Everyday Use

1. Imposing the culture of the white upon the black

 

I used to think she hated Maggie, too. But that was before we raised money, the church and me, to send her to Augusta to school. She used to read to us without pity; forcing words, lies, other folks' habits, whole lives upon us two, sitting trapped and ignorant underneath her voice. She washed us in a river of make-believe, burned us with a lot of knowledge we didn't necessarily need to know. Pressed us to her with the serious way she read, to shove us away at just the moment, like dimwits, we seemed about to understand. 

 

2. Redefining the black culture with the eyes of the white

 

 

"Mama," Wangro said sweet as a bird. "Can I have these old quilts?"


I heard something fall in the kitchen, and a minute later the kitchen door slammed.


"Why don't you take one or two of the others?" I asked. "These old things was just done by me and Big Dee from some tops your grandma pieced before she died."


"No," said Wangero. "I don't want those. They are stitched around the borders by machine."


"That'll make them last better," I said.


"That's not the point," said Wangero. "These are all pieces of dresses Grandma used to wear. She did all this stitching by hand. Imagine!" She held the quilts securely in her arms, stroking them.


"Some of the pieces, like those lavender ones, come from old clothes her mother handed down to her," I said, moving up to touch the quilts. Dee (Wangero) moved back just enough so that I couldn't reach the quilts. They already belonged to her.


"Imagine!" she breathed again, clutching them closely to her bosom.


"The truth is," I said, "I promised to give them quilts to Maggie, for when she marries John Thomas."


She gasped like a bee had stung her.


"Maggie can't appreciate these quilts!" she said. "She'd probably be backward enough to put them to everyday use."

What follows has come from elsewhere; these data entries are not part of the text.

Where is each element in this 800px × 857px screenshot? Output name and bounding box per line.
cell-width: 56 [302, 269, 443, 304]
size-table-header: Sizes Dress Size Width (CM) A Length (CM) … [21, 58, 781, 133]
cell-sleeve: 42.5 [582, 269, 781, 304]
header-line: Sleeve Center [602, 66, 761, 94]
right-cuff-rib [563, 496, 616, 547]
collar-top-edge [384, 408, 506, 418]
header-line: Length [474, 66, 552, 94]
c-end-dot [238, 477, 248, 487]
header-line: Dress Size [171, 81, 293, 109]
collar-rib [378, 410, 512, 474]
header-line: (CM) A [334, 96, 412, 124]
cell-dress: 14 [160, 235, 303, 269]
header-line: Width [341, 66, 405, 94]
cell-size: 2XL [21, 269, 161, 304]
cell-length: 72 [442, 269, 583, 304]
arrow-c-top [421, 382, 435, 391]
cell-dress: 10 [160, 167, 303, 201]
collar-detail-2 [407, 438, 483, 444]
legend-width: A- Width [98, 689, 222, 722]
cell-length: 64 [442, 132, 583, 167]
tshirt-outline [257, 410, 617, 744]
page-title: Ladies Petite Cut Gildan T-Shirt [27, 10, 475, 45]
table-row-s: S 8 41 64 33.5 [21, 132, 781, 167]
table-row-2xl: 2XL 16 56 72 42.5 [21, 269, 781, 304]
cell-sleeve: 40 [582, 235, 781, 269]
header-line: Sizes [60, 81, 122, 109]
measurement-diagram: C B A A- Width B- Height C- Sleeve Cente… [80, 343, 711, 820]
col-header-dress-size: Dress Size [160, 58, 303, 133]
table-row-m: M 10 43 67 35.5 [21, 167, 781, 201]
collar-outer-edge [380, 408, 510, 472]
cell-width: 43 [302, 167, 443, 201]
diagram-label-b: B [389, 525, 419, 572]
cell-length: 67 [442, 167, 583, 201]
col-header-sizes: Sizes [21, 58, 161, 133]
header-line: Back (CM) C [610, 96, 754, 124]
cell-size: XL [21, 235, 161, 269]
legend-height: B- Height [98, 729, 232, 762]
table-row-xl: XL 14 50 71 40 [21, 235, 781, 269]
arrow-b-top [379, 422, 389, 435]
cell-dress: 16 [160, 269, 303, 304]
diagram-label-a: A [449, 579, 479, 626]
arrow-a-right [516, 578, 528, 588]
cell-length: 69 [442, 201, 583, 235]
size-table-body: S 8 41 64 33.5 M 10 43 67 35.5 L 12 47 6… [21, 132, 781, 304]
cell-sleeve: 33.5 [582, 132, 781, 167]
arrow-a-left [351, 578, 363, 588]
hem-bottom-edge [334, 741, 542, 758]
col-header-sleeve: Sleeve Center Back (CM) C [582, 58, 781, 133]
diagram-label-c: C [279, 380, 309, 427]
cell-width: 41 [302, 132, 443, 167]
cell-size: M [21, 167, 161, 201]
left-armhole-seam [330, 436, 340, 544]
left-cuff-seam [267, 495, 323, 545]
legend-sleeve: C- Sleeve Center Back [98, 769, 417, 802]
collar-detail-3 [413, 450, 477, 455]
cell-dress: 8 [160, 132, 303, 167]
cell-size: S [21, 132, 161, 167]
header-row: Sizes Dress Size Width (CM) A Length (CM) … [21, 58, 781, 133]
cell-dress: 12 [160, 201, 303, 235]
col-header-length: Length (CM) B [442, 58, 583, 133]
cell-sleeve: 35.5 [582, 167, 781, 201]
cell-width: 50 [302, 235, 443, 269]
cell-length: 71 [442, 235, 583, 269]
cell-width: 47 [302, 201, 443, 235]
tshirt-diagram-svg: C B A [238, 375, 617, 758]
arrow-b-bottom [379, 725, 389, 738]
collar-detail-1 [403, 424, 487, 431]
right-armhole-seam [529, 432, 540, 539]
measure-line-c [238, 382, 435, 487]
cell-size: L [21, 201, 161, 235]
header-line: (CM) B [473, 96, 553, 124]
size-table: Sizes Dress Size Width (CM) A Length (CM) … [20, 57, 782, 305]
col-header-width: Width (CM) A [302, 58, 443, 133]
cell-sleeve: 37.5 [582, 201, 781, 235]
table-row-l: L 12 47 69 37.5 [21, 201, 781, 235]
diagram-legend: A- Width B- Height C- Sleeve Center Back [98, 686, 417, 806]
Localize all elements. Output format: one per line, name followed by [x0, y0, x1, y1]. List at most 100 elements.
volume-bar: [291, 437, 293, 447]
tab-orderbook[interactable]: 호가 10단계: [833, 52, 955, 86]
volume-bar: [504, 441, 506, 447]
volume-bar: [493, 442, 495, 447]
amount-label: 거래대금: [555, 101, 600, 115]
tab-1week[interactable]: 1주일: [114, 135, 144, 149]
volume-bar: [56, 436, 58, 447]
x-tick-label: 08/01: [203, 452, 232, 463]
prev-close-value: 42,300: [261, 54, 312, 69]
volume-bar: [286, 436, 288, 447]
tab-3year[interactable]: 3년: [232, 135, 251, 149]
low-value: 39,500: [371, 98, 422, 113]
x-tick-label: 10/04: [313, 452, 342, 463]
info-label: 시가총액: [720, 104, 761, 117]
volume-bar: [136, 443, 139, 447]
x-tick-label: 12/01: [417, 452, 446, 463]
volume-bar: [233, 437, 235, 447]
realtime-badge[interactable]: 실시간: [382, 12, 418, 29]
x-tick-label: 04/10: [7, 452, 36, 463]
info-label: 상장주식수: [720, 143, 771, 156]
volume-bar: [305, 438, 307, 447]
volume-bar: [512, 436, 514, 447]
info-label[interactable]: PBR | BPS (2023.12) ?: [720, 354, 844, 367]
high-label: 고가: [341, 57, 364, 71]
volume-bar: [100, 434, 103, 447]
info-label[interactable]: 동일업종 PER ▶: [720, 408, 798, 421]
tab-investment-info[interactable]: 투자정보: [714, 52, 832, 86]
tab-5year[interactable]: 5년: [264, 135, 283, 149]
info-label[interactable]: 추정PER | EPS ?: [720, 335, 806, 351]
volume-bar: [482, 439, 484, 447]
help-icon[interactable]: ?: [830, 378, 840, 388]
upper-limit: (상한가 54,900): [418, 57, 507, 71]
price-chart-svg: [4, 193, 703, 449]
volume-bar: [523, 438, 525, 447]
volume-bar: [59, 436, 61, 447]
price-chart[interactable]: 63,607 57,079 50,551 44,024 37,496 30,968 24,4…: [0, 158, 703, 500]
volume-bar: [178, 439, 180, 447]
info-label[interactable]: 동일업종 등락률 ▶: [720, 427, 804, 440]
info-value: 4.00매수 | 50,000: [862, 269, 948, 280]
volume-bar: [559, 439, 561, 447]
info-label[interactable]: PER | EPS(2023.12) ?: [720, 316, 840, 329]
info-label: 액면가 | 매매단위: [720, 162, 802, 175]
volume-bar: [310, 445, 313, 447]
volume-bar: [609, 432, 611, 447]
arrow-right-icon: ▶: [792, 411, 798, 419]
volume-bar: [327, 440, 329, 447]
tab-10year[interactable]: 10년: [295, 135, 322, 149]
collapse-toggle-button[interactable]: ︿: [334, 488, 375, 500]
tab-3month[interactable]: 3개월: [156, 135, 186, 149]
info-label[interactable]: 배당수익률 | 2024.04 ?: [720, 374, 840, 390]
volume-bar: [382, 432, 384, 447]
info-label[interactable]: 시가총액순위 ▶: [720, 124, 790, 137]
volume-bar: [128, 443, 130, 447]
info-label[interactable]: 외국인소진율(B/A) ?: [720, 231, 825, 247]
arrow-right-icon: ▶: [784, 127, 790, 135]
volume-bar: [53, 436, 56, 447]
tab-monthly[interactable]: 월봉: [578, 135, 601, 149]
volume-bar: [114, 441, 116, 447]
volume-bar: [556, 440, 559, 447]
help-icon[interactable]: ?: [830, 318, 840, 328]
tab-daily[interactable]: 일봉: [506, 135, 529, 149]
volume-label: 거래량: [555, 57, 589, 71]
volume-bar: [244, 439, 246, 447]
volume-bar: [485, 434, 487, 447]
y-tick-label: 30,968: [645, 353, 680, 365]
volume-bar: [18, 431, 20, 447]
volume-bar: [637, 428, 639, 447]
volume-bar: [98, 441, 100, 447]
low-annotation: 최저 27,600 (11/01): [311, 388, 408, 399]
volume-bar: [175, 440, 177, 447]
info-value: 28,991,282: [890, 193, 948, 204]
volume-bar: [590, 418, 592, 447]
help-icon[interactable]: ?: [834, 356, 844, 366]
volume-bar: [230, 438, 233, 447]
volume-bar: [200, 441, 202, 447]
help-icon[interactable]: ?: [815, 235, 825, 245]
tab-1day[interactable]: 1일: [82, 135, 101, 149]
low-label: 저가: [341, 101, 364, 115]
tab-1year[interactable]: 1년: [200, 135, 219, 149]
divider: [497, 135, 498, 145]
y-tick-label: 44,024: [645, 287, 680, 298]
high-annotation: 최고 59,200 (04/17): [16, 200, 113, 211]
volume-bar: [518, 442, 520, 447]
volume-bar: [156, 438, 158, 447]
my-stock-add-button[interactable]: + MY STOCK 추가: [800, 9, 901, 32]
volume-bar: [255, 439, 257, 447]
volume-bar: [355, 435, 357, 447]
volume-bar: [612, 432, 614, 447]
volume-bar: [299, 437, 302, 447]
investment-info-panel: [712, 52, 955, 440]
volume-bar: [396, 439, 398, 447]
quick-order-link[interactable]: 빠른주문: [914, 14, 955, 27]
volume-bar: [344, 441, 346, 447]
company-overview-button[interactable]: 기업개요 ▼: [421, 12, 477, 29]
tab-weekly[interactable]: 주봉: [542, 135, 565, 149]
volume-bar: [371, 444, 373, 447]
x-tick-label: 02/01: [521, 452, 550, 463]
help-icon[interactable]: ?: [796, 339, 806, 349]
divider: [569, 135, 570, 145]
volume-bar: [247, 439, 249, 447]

"I reckon she would," I said. "God knows I been saving 'em for long enough with nobody using 'em. I hope she will!" I didn't want to bring up how I had offered Dee (Wangero) a quilt when she went away to college. Then she had told they were old~fashioned, out of style.


"But they're priceless!" she was saying now, furiously; for she has a temper. "Maggie would put them on the bed and in five years they'd be in rags. Less than that!"


"She can always make some more," I said. "Maggie knows how to quilt."


Dee (Wangero) looked at me with hatred. "You just will not understand. The point is these quilts, these quilts!"


"Well," I said, stumped. "What would you do with them?"


"Hang them," she said. As if that was the only thing you could do with quilts.

 

3. An Epiphany: Reclaiming the living culture of the

black from the white's appropriation

 

 

When I looked at her like that something hit me in the top of my head and ran down to the soles of my feet. Just like when I'm in church and the spirit of God touches me and I get happy and shout. I did something I never done before: hugged Maggie to me, then dragged her on into the room, snatched the quilts out of Miss Wangero's hands and dumped them into Maggie's lap. Maggie just sat there on my bed with her mouth open.


"Take one or two of the others," I said to Dee.


But she turned without a word and went out to Hakim~a~barber.


"You just don't understand," she said, as Maggie and I came out to the car.


"What don't I understand?" I wanted to know.


"Your heritage," she said, And then she turned to Maggie, kissed her, and said, "You ought to try to make something of yourself, too, Maggie. It's really a new day for us. But from the way you and Mama still live you'd never know it."


She put on some sunglasses that hid everything above the tip of her nose and chin.


Maggie smiled; maybe at the sunglasses. But a real smile, not scared. After we watched the car dust settle I asked Maggie to bring me a dip of snuff. And then the two of us sat there just enjoying, until it was time to go in the house and go to bed.